Dès lors, qu’est-ce qu’exprime concrètement Fudô, le milieu ? Il s’agît pour Watsuji, dans l’utilisation de son dérivé fudôsei (au même titre que le terme médiance développé par Berque à partir de ce dernier), du “moment structurel de l’existence humaine” (p. 35). Comme le définit sommairement Berque : “Ce moment structurel fait le sens des milieux humains, le mot sens étant ici entendu dans sa triple acception de : 1. orientation matérielle dans l’espace et dans le temps ; 2. sensation et perception charnelles ; 3. signification pour l’esprit” (p. 21). Or, avant de décliner plus précisément cet élément de définition purement théorique, Berque s’attarde à montrer auparavant les incohérences de Fudô, où l’ambition théorique de la part de Watsuji se trouve être minée par sa subjectivité. D’hypothèses sur les milieux qu’il rend compte, il en tire des assertions car ramenées à la lumière du milieu nippon. Ce qui contribue à l’impression de déterminisme dans la plupart des chapitres portant sur l’analyse. Ainsi, pour Berque, l’héritage que Fudô laisse, une fois rendu compte des erreurs que Watsuji a pu commettre, mais aussi des avancées de la géographie, se résume à son apport théorique capable selon ce premier d’un véritable « dépassement de la modernité” (p. 24). 

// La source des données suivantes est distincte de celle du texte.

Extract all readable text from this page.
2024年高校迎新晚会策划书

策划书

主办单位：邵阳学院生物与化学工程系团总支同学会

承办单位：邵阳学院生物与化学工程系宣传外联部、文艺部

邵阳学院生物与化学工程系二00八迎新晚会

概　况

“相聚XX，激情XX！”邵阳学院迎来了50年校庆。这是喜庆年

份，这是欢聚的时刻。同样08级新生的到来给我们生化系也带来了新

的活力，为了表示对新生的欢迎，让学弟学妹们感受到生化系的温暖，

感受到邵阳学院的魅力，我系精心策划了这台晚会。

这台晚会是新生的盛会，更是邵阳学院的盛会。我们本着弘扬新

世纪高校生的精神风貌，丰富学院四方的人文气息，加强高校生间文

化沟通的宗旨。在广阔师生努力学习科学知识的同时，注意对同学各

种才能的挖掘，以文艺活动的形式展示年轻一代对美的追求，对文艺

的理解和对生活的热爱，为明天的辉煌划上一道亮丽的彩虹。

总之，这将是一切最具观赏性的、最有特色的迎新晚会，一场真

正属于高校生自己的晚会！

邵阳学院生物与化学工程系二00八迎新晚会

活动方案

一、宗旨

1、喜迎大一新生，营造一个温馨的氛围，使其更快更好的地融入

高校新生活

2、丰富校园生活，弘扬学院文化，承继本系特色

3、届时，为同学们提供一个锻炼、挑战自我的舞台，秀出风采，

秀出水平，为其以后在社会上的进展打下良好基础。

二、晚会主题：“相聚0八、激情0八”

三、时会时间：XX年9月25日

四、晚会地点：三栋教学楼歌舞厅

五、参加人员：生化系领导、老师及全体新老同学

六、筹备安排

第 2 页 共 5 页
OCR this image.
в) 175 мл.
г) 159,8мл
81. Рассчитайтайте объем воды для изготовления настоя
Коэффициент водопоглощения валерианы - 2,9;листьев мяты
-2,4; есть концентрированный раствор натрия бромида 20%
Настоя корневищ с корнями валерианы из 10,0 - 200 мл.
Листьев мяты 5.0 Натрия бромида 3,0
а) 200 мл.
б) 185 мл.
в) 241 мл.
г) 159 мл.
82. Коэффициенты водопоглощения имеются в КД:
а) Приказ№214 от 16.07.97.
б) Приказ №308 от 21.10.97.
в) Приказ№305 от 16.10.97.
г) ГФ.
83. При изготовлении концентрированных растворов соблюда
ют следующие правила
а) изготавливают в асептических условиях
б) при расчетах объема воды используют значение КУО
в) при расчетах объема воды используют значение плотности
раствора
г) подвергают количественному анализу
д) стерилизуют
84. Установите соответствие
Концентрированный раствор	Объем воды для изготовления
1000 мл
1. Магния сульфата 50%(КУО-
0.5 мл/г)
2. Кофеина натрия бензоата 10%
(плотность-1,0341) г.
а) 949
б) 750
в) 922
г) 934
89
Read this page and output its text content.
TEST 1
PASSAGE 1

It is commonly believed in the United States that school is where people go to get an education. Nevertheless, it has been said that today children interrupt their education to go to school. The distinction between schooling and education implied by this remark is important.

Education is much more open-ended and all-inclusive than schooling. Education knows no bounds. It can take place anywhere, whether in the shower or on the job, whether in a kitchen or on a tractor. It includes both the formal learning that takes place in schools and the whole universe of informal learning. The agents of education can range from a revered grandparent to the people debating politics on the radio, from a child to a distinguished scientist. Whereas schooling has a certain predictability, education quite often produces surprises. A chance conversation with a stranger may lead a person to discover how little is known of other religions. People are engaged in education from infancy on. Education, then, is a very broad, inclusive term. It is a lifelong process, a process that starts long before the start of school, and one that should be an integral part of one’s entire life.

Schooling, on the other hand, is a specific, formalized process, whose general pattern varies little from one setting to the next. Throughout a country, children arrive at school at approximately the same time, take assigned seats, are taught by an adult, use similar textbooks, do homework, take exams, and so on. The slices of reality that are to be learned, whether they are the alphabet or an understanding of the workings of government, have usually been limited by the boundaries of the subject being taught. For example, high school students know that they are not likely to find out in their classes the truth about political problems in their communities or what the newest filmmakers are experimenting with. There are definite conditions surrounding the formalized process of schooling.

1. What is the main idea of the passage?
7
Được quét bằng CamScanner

À la lecture de Fudô, il est donc question de la médiance en tant que moment structurel de l’existence humaine. Berque détaille un peu plus ce qu’a voulu dire Watsuji, sachant que ce phénomène découle grandement de la pensée heideggerienne. “Moment structurel” signifie en quelque sorte un rapport bi-unitaire de l’être humain (pour reprendre le mot de Sloterdijk) mis au jour dans un contexte où le milieu incarne l’histoire. C’est-à-dire que du corps animal est “apparu” le corps social, ce qui permet d’aborder l’idée de corps médial duquel la pertinence ontologique tient au fait que l’être humain n’est pas une abstraction, loin de là, mais bel et bien en lien avec le milieu qu’il incarne et qu’il façonne de sa présence : “Plutôt que de corps “social”, je parle de corps médial, celui-ci n’étant pas seulement techno-symbolique, mais également constitué des écosystèmes de l’environnement, lesquels sont investis par la technique et le symbole : la première les anthropise, tandis que le second les humanise. Éco-techno-symbolique, notre milieu est donc proprement un milieu humain” (p. 27). Parler de dépassement de la modernité tient au fait que le rapport entre les deux corps n’est nullement annihilateur car même lorsque vient la mort du corps animal survit sa subjectivité, sa “part extra-individuelle” (p. 27), dans le corps social. À l’inverse, “[l]a modernité [...], en opposant le sujet à l’objet, aboutit à une aporie s’agissant du rapport humain à la nature : comment un même être peut-il être à la fois à l’intérieur et à l’extérieur de celle-ci ?” (p. 28). Au point que Watsuji conceptualise l’idée d’“être-vers-la-vie” comme contrepoint à l’“être-vers-la-mort” d’Heidegger (le Dasein ne peut être au dehors de soi et n’avoir que pour seule finalité la mort). Ce qui traduit pour Berque un potentiel éthique qui trouve un écho positif aujourd’hui avec la crise écologique et le contexte de mondialisation. Car si l’environnement se trouve être objectivement construit de façon réductible, “[l]a figure de l’humain qu’introduit Watsuji nous permet, en revanche, d’envisager rationnellement une subjectité (shutaisei) des territoires ― et partant, leur valeur éthique ―, cela dans la mesure où c’est notre existence même qui s’y trouve structurellement concernée” (p. 28-29).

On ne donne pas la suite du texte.